Uncontrolled high blood pressure, defined by the American Heart Association as blood pressure >140/90 mmHg, poses a serious health threat to more than 40 million Americans. High blood pressure is an especially dangerous chronic disease because of its association with increased cardiovascular risk, including stroke and heart attack, as well as other disease states such as heart failure and kidney disease. Reduction of high blood pressure and control of hypertention has been shown to reduce the incidence of these cardiovascular events and save lives.
Renal denervation is an investigational catheter-based procedure that deactivates the nerves that line the walls of the arteries leading to the kidneys. These nerves are part of the sympathetic nervous system, which is one of the ways the body controls blood pressure. In people with hypertention, the renal nerves could be hyperactive, raising blood pressure and contributing to heart, kidney and blood vessel damage.
This investigational interventional treatment, may represent an innovative approach to treating the growing number of patients with uncontrolled high blood pressure in the United States. Renal denervation and ongoing treatment with antihypertensive medications have the potential to help patients achieve their target blood pressure levels.
SYMPLICITY HTN-4 is a randomized, controlled trial designed to evaluate the efficacy and safety of renal denervation with the investigational Symplicity renal denervation system in patients with uncontrolled high blood pressure and systolic blood pressure 140−<160 mmHg on at least three antihypertensive medications.
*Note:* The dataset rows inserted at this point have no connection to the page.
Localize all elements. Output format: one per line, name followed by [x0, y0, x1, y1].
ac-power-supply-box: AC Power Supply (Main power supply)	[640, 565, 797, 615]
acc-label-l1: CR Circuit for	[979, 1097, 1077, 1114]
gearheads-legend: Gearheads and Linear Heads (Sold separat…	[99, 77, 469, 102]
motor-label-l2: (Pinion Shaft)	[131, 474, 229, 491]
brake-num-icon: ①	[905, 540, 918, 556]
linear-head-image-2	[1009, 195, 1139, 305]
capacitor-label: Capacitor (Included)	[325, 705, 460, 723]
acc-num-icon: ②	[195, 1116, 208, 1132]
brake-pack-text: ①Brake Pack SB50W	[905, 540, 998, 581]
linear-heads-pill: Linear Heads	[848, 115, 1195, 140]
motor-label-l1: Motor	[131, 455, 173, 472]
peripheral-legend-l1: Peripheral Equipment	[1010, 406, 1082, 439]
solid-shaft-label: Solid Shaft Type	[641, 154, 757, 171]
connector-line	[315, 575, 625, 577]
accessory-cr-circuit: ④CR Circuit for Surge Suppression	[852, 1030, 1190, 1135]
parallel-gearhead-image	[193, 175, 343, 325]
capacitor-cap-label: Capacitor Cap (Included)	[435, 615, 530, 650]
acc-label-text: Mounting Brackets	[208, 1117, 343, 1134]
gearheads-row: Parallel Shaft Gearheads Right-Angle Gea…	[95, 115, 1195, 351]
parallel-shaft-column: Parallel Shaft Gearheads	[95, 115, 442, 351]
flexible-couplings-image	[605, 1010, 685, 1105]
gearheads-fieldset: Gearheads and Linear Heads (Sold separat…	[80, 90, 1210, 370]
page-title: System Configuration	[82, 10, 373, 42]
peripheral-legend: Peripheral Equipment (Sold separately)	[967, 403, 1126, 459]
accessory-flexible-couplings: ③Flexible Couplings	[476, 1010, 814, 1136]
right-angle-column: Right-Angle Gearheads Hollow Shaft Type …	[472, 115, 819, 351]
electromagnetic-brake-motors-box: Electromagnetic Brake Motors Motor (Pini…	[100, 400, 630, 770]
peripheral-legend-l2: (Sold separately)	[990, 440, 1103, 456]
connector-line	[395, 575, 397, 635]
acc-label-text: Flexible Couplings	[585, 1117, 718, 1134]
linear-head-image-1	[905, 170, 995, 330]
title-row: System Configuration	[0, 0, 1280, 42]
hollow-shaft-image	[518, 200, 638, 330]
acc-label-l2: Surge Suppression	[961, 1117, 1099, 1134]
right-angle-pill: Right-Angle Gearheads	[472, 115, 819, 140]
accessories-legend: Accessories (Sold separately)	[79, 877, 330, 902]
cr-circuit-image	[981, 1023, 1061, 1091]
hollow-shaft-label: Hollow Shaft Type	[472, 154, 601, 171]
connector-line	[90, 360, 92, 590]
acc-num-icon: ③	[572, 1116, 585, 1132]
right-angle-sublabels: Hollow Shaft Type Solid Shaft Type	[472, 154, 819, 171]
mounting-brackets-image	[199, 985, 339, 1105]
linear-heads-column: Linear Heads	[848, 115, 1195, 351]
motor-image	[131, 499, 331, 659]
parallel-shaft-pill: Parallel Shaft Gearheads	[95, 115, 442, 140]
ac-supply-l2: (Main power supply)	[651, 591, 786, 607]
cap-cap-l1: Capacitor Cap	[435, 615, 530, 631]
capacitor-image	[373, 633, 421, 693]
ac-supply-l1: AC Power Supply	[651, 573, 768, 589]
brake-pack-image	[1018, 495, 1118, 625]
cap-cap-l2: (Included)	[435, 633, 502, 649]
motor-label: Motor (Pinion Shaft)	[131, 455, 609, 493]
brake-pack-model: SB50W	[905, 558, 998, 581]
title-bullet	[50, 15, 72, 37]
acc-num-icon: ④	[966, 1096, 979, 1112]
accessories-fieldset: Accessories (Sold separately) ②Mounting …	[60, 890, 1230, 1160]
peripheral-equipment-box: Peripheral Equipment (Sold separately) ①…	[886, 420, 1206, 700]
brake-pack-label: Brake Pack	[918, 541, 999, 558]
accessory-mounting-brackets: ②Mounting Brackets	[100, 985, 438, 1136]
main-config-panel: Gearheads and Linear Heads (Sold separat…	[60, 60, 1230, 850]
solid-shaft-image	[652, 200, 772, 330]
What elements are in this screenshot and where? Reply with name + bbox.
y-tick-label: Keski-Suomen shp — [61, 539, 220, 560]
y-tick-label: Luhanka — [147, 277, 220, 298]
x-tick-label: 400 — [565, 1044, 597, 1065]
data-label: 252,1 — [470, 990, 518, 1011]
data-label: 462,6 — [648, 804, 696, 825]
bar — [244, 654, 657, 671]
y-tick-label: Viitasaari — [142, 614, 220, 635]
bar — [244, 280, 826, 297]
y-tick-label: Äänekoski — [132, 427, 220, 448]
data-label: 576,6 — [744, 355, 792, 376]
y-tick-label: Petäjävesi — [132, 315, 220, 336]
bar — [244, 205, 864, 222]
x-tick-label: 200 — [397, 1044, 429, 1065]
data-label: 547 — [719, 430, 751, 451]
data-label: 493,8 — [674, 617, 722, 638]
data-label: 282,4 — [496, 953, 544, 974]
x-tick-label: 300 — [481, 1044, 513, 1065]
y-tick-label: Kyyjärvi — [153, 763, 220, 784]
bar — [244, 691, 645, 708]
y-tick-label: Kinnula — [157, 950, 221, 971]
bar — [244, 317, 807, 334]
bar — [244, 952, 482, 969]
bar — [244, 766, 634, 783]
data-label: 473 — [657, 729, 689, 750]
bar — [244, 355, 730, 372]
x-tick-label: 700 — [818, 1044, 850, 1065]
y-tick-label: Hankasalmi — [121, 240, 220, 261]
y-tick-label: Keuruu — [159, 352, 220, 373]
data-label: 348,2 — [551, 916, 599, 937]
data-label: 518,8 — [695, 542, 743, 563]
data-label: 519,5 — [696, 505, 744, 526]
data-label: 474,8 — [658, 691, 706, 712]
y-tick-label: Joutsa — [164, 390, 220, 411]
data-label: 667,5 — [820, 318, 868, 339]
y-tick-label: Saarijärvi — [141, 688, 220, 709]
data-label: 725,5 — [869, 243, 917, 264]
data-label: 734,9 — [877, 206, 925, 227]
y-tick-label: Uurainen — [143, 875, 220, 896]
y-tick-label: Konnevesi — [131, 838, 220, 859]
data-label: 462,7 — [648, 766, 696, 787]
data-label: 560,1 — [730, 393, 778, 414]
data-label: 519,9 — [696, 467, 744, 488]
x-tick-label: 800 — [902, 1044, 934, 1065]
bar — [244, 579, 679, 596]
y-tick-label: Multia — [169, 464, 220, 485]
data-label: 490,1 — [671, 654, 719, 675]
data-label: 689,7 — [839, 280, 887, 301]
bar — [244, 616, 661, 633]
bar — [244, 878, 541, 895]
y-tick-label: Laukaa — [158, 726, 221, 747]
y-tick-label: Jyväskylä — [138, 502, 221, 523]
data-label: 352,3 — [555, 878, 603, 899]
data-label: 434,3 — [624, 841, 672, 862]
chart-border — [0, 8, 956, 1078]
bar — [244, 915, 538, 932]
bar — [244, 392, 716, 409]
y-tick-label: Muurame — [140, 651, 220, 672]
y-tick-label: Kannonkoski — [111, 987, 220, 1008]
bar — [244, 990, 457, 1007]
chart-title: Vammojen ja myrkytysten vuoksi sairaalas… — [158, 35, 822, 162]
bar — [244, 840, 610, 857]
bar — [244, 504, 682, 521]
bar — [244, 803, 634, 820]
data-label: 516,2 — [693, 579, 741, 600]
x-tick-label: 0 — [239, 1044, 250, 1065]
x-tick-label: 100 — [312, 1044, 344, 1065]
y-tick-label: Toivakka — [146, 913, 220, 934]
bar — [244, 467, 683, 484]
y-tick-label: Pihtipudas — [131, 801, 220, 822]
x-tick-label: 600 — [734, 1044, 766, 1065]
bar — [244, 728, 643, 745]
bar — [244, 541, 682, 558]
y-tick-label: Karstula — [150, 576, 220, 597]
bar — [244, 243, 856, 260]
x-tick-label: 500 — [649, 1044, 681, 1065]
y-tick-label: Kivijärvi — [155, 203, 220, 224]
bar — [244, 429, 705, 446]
The trial will randomize approximately 530 patients across several U.S. medical centers. People receiving the investigational treatment will be compared with a control group that will not receive the investigational treatment, with all patients continuing to take their blood pressure medications.
Patients enrolled in the SYMPLICITY HTN-4 trial will be randomly assigned to a group, with two out of three assigned to the treatment group and one out of three assigned to the control group. The primary efficacy endpoint of the trial is reaching an office systolic blood pressure with at least a 5-mmHg reduction or achieving a 5-mmHg reduction in 24-hour ambulatory blood pressure six months post-randomization.
This trial has a design that may be beneficial for all patients in the trial since those in the control group may have the option to receive renal denervation treatment six months following randomization, which may help extend the potential benefit of the procedure if the trial demonstrates benefit.
The Symplicity® renal denervation system consists of a flexible catheter and proprietary generator. The catheter is introduced into the renal artery leading to each kidney. It is connected to the Symplicity® generator, which produces controlled, low-power radiofrequency energy. The tip of the Symplicity® catheter is placed against the arterial wall in several places to deactivate the renal nerves. The treatment does not involve a permanent implant and is performed under conscious sedation.
The Symplicity® renal denervation system has been used since 2007 to treat nearly 5,000 patients worldwide and is commercially available in Europe, Asia, Africa, Australia and the Americas. The Symplicity® renal denervation system is not approved by the U.S. Food and Drug Administration for commercial distribution in the United States.